Pouvez-vous nous dire quel est votre rôle auprès de l’AIEA et nous expliquer le métier de diplomate qui est le vôtre ?

La partie émergée de ma fonction aujourd’hui est de siéger au conseil des gouverneurs, qui comporte 35 membres et constitue l’organe de décision et de pilotage de l’AIEA et d’y représenter la France. Les décisions du conseil sont prises le plus souvent à l’unanimité ce qui nécessite de négocier pied à pied avec vos 34 autres collègues : mon but est de faire prévaloir les objectifs de la France tout en tenant compte des remarques faites par les autres collègues pour atteindre le consensus.

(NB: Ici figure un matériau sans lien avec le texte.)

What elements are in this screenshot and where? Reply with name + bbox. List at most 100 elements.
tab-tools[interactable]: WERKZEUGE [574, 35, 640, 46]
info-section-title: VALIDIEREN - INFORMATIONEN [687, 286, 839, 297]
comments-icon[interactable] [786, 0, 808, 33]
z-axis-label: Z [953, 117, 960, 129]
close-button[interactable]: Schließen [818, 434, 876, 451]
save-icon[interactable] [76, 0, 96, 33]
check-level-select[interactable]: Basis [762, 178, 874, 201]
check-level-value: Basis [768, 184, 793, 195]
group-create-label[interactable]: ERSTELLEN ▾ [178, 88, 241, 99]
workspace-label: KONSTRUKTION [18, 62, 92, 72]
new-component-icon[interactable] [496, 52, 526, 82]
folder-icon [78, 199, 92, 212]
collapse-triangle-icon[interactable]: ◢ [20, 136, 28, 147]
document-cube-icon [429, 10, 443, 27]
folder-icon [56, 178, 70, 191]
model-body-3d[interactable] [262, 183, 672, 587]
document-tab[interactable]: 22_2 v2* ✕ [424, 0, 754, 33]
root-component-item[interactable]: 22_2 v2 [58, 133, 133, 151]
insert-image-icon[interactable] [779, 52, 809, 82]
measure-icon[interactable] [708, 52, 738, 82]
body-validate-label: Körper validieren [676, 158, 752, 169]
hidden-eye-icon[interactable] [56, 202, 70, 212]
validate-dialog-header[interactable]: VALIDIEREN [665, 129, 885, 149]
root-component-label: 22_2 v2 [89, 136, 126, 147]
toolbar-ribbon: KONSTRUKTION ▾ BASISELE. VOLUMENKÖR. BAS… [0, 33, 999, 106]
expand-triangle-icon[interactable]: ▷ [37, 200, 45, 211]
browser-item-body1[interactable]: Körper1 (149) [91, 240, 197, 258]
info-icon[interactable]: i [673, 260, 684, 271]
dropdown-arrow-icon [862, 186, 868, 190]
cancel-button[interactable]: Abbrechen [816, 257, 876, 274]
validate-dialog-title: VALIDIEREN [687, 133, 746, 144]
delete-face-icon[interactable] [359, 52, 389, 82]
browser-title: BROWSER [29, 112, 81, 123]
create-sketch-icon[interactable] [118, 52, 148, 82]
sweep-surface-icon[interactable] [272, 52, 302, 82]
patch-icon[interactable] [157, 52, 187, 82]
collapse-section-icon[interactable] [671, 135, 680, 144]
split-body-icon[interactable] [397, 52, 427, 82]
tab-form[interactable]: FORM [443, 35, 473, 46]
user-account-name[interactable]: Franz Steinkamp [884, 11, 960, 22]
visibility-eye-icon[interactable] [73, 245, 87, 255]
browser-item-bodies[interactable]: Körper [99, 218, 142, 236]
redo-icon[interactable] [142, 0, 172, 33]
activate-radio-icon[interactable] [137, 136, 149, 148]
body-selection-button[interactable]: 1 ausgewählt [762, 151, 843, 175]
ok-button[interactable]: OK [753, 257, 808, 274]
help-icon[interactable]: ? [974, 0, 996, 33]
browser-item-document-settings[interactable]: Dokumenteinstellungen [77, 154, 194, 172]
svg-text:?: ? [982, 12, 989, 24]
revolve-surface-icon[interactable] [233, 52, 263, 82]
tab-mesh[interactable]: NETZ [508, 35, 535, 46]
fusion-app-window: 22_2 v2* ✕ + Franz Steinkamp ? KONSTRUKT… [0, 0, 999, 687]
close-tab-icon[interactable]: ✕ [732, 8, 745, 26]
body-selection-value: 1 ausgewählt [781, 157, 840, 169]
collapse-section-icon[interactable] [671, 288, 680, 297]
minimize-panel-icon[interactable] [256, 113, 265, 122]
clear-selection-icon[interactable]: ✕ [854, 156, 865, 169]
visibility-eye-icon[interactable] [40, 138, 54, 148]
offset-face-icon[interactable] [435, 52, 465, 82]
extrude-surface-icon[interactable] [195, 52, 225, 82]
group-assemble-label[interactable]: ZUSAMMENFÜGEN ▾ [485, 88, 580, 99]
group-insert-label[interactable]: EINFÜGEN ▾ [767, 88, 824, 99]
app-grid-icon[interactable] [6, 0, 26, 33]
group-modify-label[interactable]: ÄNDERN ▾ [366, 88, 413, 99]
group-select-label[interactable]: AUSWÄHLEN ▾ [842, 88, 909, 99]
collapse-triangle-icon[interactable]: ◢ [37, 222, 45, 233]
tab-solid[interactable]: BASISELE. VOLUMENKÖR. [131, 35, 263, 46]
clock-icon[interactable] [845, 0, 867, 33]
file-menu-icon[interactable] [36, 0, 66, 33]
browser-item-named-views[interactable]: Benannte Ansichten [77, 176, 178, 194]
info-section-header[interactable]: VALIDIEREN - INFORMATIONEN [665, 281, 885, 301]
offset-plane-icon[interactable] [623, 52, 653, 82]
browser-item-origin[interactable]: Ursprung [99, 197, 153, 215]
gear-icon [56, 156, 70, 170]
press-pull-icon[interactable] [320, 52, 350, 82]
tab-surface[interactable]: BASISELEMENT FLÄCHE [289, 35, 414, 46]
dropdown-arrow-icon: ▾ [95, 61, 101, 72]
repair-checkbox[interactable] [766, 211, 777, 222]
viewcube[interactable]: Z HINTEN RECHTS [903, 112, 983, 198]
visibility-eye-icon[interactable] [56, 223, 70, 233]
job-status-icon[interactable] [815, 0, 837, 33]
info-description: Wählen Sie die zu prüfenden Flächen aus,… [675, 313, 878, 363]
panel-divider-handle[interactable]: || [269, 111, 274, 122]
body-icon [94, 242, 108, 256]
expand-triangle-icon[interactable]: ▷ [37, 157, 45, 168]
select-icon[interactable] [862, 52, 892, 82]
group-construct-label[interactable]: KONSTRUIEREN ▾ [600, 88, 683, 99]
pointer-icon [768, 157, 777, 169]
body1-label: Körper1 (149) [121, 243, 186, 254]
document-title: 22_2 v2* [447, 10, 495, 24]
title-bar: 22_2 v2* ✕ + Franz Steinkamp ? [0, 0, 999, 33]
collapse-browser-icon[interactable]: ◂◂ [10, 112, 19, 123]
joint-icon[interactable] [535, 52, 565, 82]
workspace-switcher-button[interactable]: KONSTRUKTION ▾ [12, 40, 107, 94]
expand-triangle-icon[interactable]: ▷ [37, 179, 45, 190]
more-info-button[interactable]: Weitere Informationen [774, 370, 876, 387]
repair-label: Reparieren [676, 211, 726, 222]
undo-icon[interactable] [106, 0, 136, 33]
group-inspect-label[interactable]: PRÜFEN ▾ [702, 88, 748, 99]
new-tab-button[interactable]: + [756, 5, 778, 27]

C’est ce qu’on appelle « trouver un compromis ». En amont de ces réunions, mon travail consiste à préparer les positions de la France avec les experts du CEA et avec les autres ministères qui ont aussi leur point de vue sur les objectifs d’une négociation (ministère de l’Europe et des affaires étrangères, ministère de la transition écologique…). Plus généralement, le métier de diplomate est un métier de contact, entre différentes administrations en France et avec des partenaires étrangers. Il faut des qualités relationnelles, de la patience (car avec 191 pays, il faut du temps pour parvenir à un consensus…) mais aussi de la fermeté afin d’essayer de faire triompher les intérêts essentiels de la France et ne pas perdre de vue votre objectif, même si les rapports restent très polis, courtois et aimables dans la forme.